Download or read book Lexical Phonology and the History of English written by April McMahon and published by Cambridge University Press. This book was released on 2000-04-13 with total page 323 pages. Available in PDF, EPUB and Kindle. Book excerpt: This book has two main goals: the re-establishment of a rule-based phonology as a viable alternative to current non-derivational models and the rehabilitation of historical evidence as a focus of phonological theory. Although Lexical Phonology includes several constraints such as the Derived Environment Condition and Structure Preservation, intended to reduce abstractness, previous versions have not typically exploited these fully. The model of Lexical Phonology presented here imposes the Derived Environment Condition strictly; introduces a new constraint on the shape of underlying representations; excludes underspecification; and suggests an integration of Lexical Phonology with Articulatory Phonology.

Book The History of Final Vowels in English

Download or read book The History of Final Vowels in English written by Donka Minkova and published by Walter de Gruyter. This book was released on 2012-12-04 with total page 232 pages. Available in PDF, EPUB and Kindle. Book excerpt: The future of English linguistics as envisaged by the editors of Topics in English Linguistics lies in empirical studies which integrate work in English linguistics into general and theoretical linguistics on the one hand, and comparative linguistics on the other.
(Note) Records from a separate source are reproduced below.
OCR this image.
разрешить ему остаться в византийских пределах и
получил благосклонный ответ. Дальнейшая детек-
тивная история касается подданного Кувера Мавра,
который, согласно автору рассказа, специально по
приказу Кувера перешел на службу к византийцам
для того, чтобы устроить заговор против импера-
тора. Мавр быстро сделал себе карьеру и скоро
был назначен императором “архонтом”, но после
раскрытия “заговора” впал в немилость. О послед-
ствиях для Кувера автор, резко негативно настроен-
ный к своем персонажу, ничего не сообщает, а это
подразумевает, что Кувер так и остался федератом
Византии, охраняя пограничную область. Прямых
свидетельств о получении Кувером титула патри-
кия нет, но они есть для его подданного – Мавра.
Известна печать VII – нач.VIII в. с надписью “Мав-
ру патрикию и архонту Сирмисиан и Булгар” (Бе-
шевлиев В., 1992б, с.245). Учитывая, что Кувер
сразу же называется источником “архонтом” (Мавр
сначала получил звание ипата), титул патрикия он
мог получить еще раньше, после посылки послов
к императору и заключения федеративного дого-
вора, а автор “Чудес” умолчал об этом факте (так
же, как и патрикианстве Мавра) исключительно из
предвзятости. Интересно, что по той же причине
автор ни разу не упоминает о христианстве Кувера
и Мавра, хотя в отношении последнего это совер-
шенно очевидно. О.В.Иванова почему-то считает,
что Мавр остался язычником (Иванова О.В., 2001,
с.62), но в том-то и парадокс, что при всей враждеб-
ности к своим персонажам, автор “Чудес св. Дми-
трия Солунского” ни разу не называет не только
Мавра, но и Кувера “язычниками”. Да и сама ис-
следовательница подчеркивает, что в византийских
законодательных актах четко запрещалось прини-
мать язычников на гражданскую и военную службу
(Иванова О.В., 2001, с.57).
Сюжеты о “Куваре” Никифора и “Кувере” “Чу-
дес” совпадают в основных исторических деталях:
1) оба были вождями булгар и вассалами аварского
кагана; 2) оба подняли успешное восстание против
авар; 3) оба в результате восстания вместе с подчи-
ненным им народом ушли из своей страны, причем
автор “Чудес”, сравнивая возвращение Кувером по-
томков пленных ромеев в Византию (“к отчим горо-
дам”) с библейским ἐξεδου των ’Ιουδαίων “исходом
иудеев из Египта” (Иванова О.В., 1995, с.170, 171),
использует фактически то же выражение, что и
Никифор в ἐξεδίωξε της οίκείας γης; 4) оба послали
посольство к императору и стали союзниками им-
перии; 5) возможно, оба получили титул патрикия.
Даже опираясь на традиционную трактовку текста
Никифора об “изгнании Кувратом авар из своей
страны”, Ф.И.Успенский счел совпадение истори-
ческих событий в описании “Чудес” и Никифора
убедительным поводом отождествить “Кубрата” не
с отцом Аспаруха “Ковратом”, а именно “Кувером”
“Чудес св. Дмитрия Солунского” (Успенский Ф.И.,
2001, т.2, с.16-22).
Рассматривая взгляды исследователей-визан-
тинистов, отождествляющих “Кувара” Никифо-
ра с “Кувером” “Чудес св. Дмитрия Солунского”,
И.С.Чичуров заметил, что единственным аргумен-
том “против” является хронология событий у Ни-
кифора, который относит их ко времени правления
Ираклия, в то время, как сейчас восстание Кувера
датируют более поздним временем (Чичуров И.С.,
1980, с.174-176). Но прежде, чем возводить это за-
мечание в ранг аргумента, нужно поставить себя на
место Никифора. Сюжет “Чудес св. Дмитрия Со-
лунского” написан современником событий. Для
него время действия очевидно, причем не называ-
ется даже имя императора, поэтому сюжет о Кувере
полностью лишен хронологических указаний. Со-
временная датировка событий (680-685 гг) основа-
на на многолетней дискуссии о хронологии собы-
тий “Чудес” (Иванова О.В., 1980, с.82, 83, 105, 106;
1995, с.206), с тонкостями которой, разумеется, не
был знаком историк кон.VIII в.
The TiEL series features volumes that present interesting new data and analyses, and above all fresh approaches that contribute to the overall aim of the series, which is to further outstanding research in English linguistics.

Book Elements of Kurux Historical Phonology

Download or read book Elements of Kurux Historical Phonology written by Martin Pfeiffer and published by Brill Archive. This book was released on 1973 with total page 246 pages. Available in PDF, EPUB and Kindle. Book excerpt:

Book Compensatory Lengthening

Download or read book Compensatory Lengthening written by Darya Kavitskaya and published by Routledge. This book was released on 2014-06-03 with total page 240 pages. Available in PDF, EPUB and Kindle. Book excerpt: First Published in 2002. This volume is part of the 'Outstanding Dissertations in Linguistics' series, and focuses on phonetics, phonology and diachrony of compensatory lengthening. The term compensatory lengthening (CL) refers to a set of phonological phenomena wherein the disappearance of one element of a representation is accompanied by a corresponding lengthening of another element. This study focuses on descriptive and formal similarities and divergences between CL of vowels triggered by consonant and by vowel loss.

Book Vowel Shifting in the English Language

Download or read book Vowel Shifting in the English Language written by Kamil Kaźmierski and published by Walter de Gruyter GmbH & Co KG. This book was released on 2015-03-10 with total page 234 pages. Available in PDF, EPUB and Kindle. Book excerpt: English has long been suspected to be a vowel-shifting language. This hypothesis, often only adumbrated in previous work, is closely investigated in this book. Framed within a novel framework combining evolutionary linguistics and Optimality Theory, the account proposed here argues that the replacement of duration by quality as the primary cue to signaling vowel oppositions has resulted in the ‘shiftiness’ of many post-medieval English varieties.